Aus dem Reich der Toten - Die Gruppe Z am Allerseelentag

Allerseelen feiern die Katholiken zur Erinnerung an die Verstorbenen, die somit für die kurze Zeit eines Tages aus Ihren Gräbern steigen, um nach ein paar Stunden Im Gedächtnis der Lebenden wieder zurückzusinken ins Dunkel des Vergessens. So ähnlich jedenfalls feierte am Allerseelentag zu später Stunde die Gruppe Z ihr Totenfest.

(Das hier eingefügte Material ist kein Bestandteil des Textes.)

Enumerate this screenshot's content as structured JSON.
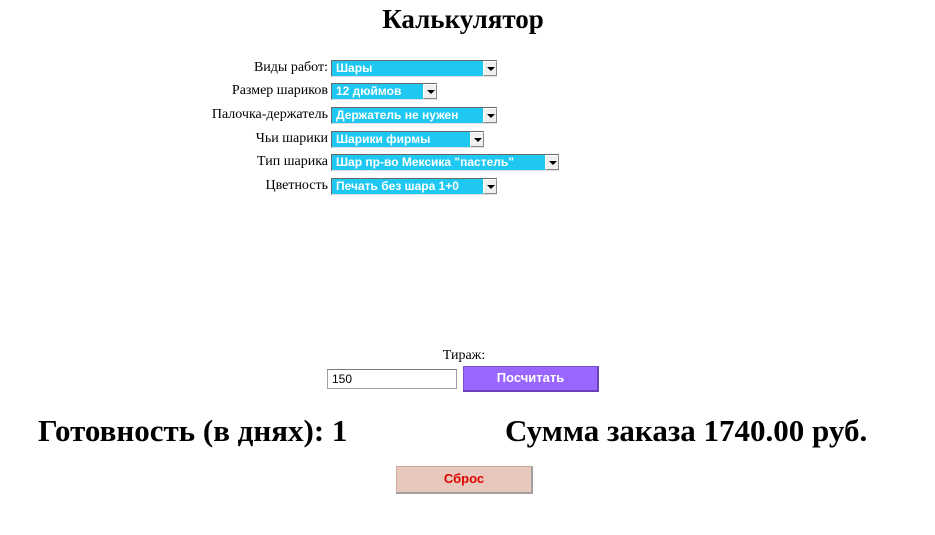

In einem-weiß gekalkten, kühlen Keller vor ein paar Zuschauern und hinter einem Gazevorhang brennen zwei Kerzen. Ein paar Möbel stehen herum, von weißen Leintüchern verhüllt. Links auf einem Bett eine leblose Gestalt unter einem fahlen Laken, rechts eine kauernde Gestalt, von einem schwarzen Tuch verdeckt. Lange Zeit geschieht nichts. Aus Lautsprechern kommen gedämpft rasselnde, röchelnde Geräusche, hin und wieder verwehte Klänge elektronischer Musik. Die atemlose Katakombenstimmung wird ganz allmählich zum Horrorstück; denn die vermeintliche Leiche beginnt sich zu regen. Unheimliche Schritte hallen aus imaginären Gängen. Böcklin und Segal in lebenden, scheinbar lebenden Bildern. Aus den zuerst kaum merklichen Bewegungen wird dann doch so etwas wie Leben: langsam fällt das weiße Leintuch vom Körper. Darunter ist er schwarz; er erhebt sich, er wandelt gemessen, gleitet im Raum herum, entzündet weitere Kerzen, schlägt ein Buch auf, sinkt erschöpft in einen Sessel. Die andere Gestalt kriecht zum Lager, die erste erhebt sich wieder und löscht die Lichter mit kurzen, entschiedenen Bewegungen. Die letzte Kerze verdämmert ganz langsam, wie eine lange Abblende. Dann lange Grabesstille, schwärzestes Dunkel.
Auf dem Theater wäre dieses Totenfest namens Doom ein Gag, ein Na-und-Stückchen zum Achselzucken. In dem kühlen winzigen Keller unter einem ärmlichen Wohnhaus voller lebender Leichen, war es eine schwarze Messe, ein Ausflug in das Reich der Toten. Die unscharfe Schwarzweißzeichnung der Szene, die sparsamen Bewegungen verliehen dieser Feier etwas von der schwarzen Romantik mancher früher Gruselfilme, ohne - wie viele von diesen - das Lächerliche zu provozieren.
Die wenigen Bewegungen der beiden Darsteller List und Kleinknecht saßen exakt, nur das Entzünden der Streichhölzer störte durch seine natürliche, nicht ins Unterdimensionierte gedehnte Geschwindigkeit. Die Eindringlichkeit des Ganzen litt ein wenig auch unter der etwas zu kurz geratenen Dauer des zweiten Teils, der dadurch, daß überhaupt etwas geschah, zuviele Erwartungen provozierte. Doom entließ seine Zuschauer nach einer Stunde trotzdem nicht ratlos, sondern eher sehr ruhig, sehr berührt von einem starken, wenn auch nicht aufregenden oder aktivierenden Erlebnis.